Cultural issues aside, the study results overall have been weak. Some experts contend, though, that there's a methodological flaw that accounts for the less-than-impressive findings. It's called "assessment reactivity."

New study features rigorous design

Boyles explains the phenomenon: "When people have their drinking habits repeatedly assessed as part of a study, it gets them thinking a lot about their drinking, any negative consequences that they may be experiencing, big or small, and how they feel about all of that.
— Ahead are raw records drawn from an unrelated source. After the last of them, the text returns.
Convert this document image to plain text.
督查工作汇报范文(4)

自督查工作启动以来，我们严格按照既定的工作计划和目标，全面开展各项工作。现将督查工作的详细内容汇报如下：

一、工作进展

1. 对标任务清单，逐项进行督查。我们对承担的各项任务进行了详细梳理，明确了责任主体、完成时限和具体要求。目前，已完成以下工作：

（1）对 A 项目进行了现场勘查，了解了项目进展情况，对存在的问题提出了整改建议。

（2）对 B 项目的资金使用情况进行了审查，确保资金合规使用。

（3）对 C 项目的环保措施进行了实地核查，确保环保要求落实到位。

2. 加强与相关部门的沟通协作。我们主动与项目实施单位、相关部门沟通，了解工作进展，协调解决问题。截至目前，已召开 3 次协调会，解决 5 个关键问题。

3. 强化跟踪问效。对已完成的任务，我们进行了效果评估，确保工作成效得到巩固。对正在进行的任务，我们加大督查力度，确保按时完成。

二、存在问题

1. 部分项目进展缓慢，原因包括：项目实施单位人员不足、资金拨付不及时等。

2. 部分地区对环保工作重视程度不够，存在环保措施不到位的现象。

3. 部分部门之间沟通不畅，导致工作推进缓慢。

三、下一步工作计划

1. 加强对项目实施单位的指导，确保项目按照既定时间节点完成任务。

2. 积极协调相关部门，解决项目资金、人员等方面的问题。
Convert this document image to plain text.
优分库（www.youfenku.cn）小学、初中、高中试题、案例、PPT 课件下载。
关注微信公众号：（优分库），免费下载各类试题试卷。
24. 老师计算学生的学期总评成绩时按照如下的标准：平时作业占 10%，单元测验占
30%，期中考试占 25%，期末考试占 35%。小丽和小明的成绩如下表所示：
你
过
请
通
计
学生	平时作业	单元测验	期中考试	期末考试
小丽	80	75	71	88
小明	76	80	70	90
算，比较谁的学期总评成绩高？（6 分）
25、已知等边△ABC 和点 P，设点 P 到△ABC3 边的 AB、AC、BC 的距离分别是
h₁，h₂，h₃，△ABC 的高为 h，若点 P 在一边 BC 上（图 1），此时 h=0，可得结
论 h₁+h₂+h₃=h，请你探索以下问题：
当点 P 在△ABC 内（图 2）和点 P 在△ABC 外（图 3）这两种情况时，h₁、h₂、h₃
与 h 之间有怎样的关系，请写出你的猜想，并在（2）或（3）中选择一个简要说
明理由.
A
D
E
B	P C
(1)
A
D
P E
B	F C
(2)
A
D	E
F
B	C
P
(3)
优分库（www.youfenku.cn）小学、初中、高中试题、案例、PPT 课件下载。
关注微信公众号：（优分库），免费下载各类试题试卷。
Other studies have shown that as a result of the personal reflection that arises from comprehensive alcohol questionnaires, people will often reduce their drinking, even if they weren't in the intervention group that received the brief counseling sessions."

In some past trials of brief alcohol interventions, this has translated into reduced drinking on the part of all study participants whether they received an intervention or not. This dulls the statistical differences between study groups. Even so-called "control" groups show some improvement. The researchers may sense that the intervention works, but at the end of the day they lack the data to back that conclusion.

Broyles' study is designed to try and thwart this complication. The two control groups will both receive "usual care," with no brief intervention, but they will get different amounts of assessment. That will help the researchers tease out the effects of the assessments versus the intervention itself.

On top of that, the study team will take steps to assure that the brief intervention is being delivered properly—such as audio-recording the first sessions between the patients and the nurse.

All in all, says Broyles, the study is "methodologically rigorous" and should "provide strong evidence regarding the efficacy of brief interventions in the inpatient setting. If so, it could mean that hospitalization is a good time to start this type of conversation, which can then be followed up on in primary care."

The new study is described in an article expected out soon in the journal Addiction Science and Clinical Practice.